En 1885 se aprobó una ley que castigaba con penas de cárcel las "indecencias graves", como la homosexualidad
Éste comenzó al cabo de un mes, en medio de una expectación desbordante. Desde el banquillo de los acusados el
escritor asistió a un desfile de testigos de su homosexualidad, muchos de ellos chantajistas profesionales que se
dedicaban a intercambiar silencio por dinero. En el juicio se llegó al punto de requerir el testimonio de la camarera de
piso de un hotel para determinar si, por el estado de las sábanas, Wilde había cometido "el acto de la sodomía".

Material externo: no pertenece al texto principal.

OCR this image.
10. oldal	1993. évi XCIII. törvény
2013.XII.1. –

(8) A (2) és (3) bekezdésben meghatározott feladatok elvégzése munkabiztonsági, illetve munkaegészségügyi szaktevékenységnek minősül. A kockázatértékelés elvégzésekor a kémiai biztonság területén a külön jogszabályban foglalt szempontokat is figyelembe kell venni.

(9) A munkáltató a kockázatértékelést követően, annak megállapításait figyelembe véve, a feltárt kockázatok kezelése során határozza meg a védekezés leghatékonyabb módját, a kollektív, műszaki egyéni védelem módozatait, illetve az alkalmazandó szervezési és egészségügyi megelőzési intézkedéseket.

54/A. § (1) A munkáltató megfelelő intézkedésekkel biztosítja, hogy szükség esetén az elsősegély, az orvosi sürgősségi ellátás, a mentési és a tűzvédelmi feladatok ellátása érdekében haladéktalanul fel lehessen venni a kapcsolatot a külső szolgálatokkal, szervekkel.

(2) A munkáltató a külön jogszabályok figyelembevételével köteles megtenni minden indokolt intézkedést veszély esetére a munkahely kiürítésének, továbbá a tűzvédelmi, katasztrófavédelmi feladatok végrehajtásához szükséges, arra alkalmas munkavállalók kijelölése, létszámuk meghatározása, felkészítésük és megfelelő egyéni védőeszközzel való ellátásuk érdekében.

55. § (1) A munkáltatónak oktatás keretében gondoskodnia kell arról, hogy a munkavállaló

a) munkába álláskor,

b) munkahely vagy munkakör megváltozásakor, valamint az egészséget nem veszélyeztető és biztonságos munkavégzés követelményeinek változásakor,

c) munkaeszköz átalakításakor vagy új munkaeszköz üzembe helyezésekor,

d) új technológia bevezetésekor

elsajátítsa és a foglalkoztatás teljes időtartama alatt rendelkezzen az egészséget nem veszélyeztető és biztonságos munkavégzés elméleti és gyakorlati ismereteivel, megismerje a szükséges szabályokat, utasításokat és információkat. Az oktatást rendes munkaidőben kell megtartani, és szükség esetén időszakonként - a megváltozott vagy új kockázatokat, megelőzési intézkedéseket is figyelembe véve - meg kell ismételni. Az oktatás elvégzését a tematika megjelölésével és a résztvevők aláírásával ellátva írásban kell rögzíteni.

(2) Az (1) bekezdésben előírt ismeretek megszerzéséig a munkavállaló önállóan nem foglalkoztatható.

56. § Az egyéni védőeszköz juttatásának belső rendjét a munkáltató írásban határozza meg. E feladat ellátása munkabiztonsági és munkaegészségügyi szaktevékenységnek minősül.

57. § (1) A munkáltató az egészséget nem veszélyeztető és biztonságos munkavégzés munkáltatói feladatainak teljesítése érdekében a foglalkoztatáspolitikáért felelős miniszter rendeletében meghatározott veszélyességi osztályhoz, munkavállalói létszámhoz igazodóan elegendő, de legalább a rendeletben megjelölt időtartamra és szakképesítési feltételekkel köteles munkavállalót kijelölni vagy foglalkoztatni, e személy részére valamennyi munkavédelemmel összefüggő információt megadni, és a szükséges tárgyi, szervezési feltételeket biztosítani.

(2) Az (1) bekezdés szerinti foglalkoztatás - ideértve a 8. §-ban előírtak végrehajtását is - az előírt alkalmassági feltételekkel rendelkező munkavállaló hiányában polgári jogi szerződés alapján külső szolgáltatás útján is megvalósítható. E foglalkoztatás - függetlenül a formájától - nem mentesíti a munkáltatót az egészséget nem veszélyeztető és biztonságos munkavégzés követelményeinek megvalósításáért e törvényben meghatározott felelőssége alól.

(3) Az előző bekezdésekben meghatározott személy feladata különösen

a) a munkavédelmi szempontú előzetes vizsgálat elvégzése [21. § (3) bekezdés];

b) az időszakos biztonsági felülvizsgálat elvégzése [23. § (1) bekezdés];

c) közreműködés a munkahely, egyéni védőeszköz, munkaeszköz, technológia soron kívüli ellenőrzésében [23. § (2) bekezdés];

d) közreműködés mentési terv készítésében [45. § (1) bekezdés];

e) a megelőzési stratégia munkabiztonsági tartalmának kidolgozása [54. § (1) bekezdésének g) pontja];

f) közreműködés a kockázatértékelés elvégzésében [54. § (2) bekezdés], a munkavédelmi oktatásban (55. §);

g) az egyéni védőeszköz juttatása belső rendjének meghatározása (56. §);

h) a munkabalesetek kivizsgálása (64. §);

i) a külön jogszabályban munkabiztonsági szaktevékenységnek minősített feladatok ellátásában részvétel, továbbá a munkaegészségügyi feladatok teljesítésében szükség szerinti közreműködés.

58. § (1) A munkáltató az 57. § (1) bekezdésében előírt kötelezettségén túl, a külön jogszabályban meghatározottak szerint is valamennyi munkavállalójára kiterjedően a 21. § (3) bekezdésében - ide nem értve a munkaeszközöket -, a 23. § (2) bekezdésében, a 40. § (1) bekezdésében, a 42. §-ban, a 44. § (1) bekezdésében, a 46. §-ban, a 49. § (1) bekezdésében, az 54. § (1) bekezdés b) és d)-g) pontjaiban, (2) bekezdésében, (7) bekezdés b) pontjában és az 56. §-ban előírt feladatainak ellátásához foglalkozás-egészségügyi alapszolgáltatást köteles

A pesar de los golpes bajos, Oscar Wilde mantuvo su brillantez y su extravagancia en todo momento. Cuando se le
preguntó por qué frecuentaba tanto la compañía de hombres jóvenes, Wilde se declaró "un amante de la juventud".
Pronunció entonces su apasionado alegato a favor del "amor que no se atreve a decir su nombre", expresión tomada de
un poema de su mismo amante. Algunos testigos incluso creyeron que Wilde sería capaz de meterse al jurado en el
bolsillo, y es cierto que el primer jurado se declaró incapaz de llegar a un acuerdo. Hubo que repetir el juicio, pero esta
vez el jurado no fue tan benevolente y lo declaró culpable. El escritor estuvo a punto de desmayarse cuando oyó que el
juez lo condenaba a dos años de trabajos forzados en prisión por haber cometido "indecencias graves". La prensa
aplaudió la decisión, como hicieron los asistentes al juicio.
PRISIÓN Y EXILIO
En los siguientes dos años, Wilde sufrió los últimos coletazos de la prisión victoriana: raciones mínimas de comida,
prohibición absoluta de hablar con otros reclusos y aislamiento del exterior sólo aliviado por una visita cada tres meses.

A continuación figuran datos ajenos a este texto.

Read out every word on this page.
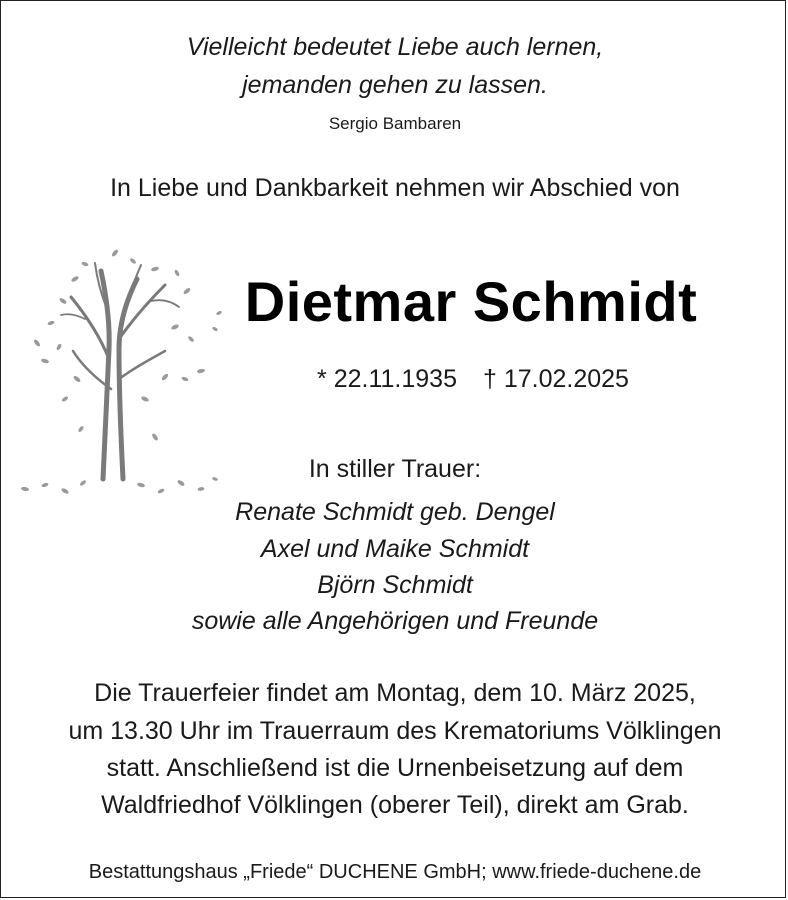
Vielleicht bedeutet Liebe auch lernen,
jemanden gehen zu lassen.
Sergio Bambaren
In Liebe und Dankbarkeit nehmen wir Abschied von
Dietmar Schmidt
* 22.11.1935 † 17.02.2025
In stiller Trauer:
Renate Schmidt geb. Dengel
Axel und Maike Schmidt
Björn Schmidt
sowie alle Angehörigen und Freunde
Die Trauerfeier findet am Montag, dem 10. März 2025,
um 13.30 Uhr im Trauerraum des Krematoriums Völklingen
statt. Anschließend ist die Urnenbeisetzung auf dem
Waldfriedhof Völklingen (oberer Teil), direkt am Grab.
Bestattungshaus „Friede“ DUCHENE GmbH; www.friede-duchene.de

Perdió varios kilos en pocos meses y su salud empeoró visiblemente: un día, enfermo, se desmayó en la capilla y se
lesionó gravemente el oído derecho. Sin embargo, la atención que despertaba su caso provocó la mejora de su situación:
se le trasladó de cárcel en dos ocasiones y se le proporcionaron libros para leer y material para escribir. Así pudo escribir
una amarga y larga carta a Douglas, De Profundis, una de sus mejores obras en prosa.
Wilde sufrió la dura prisión victoriana: comida escasa, aislamiento absoluto y condiciones de vida penosas
Al cumplir los dos años de sentencia, Oscar Wilde recibió la libertad con grandes planes para recuperar su vida. En el
exilio escribió La balada de la prisión de Reading, una denuncia de las condiciones de la cárcel victoriana que impulsó su
reforma y fue un absoluto éxito editorial. Pero ésta fue su última obra. Wilde no podía dejar atrás la dura estancia en la
prisión ni el ostracismo social al que fue sometido a su salida. La experiencia le había dejado "sin ganas de reírse de la
vida" y se veía incapaz de escribir comedias como las que le habían llevado a la cima.
Wilde se reencontró con Alfred en Nápoles en 1897, pero sólo estuvieron juntos tres meses. Su esposa le prohibió visitar
a sus dos hijos, a los que no volvió a ver. Muchos amigos le abandonaron, hartos de sus constantes peticiones de dinero
y avergonzados por cómo se mostraba en las calles de París con decenas de jóvenes amantes. El daño, sin embargo,
iba más allá de lo psicológico. Una infección en el oído que se había lesionado en prisión y que le habían tratado con
negligencia probablemente derivó en la meningitis que acabó con su vida en el exilio, el 30 de noviembre de 1900.
Como Oscar Wilde, muchas otras personas fueron perseguidas por su orientación sexual hasta que la ley que lo condenó
fue derogada en 1956. El malogrado escritor lo vio claro poco antes de morir: «No tengo duda de que ganaremos. Pero el
camino será largo y lleno de monstruosos martirios». No pudo estar más acertado.